Background: Stress fractures represent a fatigue failure of bone, occurring with a spectrum of severity of structural injury, and healing potential varies by location. There is no comprehensive classification system for stress fractures incorporating both clinical and radiographic characteristics of the injury that is applicable to all bones. We introduce a system that is reproducible, generalizable, easy to use, and clinically relevant, with three descriptors: fracture grade, fracture location, and imaging modality.
Methods: After a review of current classification systems, a five-tier system was proposed to determine fracture grade: Grade I indicated asymptomatic stress reaction on imaging, Grade II indicated pain with no fracture line, Grade III indicated non-displaced fracture, Grade IV indicated displaced fracture, and Grade V indicated nonunion. Example cases of each grade with clinical vignettes and images were prepared to test the interobserver and intraobserver reliability of the system by the test and retest evaluation among fifteen clinicians. A questionnaire and recall test assessed the ease of use, clinical applicability, and recall accuracy.
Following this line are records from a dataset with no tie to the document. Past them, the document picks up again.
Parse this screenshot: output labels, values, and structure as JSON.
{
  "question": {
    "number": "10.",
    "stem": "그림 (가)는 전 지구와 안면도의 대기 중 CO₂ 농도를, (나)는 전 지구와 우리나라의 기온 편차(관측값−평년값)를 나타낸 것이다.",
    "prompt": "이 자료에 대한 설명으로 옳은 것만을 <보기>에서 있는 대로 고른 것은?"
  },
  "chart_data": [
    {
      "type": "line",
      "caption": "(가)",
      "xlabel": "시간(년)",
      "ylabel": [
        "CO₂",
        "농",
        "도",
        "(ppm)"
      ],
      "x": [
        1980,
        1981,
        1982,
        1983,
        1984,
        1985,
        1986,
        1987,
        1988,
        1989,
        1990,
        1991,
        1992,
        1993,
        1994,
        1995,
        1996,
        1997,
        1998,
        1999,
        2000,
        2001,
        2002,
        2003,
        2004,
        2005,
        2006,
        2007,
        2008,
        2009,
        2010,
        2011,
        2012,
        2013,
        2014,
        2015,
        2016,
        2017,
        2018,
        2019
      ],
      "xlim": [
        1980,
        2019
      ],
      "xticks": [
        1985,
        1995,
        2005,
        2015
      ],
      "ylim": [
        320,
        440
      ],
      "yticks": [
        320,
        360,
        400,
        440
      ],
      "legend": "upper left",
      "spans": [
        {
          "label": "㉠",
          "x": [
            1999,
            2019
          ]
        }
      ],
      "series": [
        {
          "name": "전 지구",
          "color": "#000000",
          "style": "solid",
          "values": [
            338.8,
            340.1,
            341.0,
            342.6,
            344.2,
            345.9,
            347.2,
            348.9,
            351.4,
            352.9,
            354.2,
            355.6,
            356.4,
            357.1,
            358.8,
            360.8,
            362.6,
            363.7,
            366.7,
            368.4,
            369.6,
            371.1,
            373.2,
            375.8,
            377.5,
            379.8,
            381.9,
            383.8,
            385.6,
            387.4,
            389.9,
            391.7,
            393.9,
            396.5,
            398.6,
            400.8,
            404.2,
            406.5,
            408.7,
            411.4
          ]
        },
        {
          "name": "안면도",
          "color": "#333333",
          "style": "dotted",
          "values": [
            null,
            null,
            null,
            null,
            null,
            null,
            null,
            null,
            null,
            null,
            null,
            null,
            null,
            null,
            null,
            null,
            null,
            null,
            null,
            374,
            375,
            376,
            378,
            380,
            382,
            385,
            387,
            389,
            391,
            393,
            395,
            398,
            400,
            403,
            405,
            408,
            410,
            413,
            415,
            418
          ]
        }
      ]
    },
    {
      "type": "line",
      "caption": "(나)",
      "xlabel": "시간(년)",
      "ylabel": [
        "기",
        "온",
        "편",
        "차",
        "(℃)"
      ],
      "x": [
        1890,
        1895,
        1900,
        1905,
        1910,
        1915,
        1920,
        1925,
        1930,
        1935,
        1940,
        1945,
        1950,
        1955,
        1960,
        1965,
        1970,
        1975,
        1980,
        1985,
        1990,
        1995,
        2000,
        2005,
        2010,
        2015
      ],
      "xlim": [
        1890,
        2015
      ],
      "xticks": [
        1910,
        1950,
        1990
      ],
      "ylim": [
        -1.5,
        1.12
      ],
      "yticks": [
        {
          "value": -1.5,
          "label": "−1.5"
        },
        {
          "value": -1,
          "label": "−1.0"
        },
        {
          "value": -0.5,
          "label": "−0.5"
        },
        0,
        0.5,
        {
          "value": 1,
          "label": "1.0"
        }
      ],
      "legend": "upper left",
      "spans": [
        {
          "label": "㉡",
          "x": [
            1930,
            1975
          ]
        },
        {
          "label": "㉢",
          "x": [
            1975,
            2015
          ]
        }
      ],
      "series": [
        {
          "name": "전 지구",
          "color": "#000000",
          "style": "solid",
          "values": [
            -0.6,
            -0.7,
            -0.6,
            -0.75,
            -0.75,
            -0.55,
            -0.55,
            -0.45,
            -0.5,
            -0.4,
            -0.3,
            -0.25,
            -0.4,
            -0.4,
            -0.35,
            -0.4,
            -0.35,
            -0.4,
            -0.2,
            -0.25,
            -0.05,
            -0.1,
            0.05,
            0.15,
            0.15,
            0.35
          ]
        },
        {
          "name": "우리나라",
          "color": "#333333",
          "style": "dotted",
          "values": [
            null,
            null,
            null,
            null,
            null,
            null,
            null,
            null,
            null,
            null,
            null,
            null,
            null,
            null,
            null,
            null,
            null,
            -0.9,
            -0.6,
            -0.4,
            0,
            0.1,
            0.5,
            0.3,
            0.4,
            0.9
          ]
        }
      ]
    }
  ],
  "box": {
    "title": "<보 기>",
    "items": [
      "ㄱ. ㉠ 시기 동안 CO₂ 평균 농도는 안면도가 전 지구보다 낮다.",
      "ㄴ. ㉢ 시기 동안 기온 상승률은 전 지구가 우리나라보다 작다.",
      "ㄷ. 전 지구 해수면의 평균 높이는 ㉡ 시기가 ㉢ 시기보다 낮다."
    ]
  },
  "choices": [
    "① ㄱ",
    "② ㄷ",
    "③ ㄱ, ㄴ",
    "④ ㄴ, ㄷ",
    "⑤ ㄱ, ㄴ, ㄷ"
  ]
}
Results: Test and retest analysis showed that the system had almost perfect agreement in intraobserver reliability with a kappa value of 0.81. The overall intraobserver reliability showed almost perfect agreement with a kappa value of 0.81. Almost perfect agreement with a kappa value of 0.83 was also produced when these responses were compared with our assessment. The overall interobserver reliability had substantial agreement with a kappa value of 0.78. The reliability of the group compared with that of the answer key was almost perfect with a kappa value of 0.83. The recall test showed an overall accuracy of 97.3%. Of the fifteen evaluators who completed questionnaires, fourteen (93.3%) said that the system would be easily remembered, would facilitate communication among colleagues, and would be useful in clinical practice.
Conclusions: The proposed stress fracture classification system is clinically relevant, easily applied, and generalizable, and has excellent interobserver and intraobserver reliability.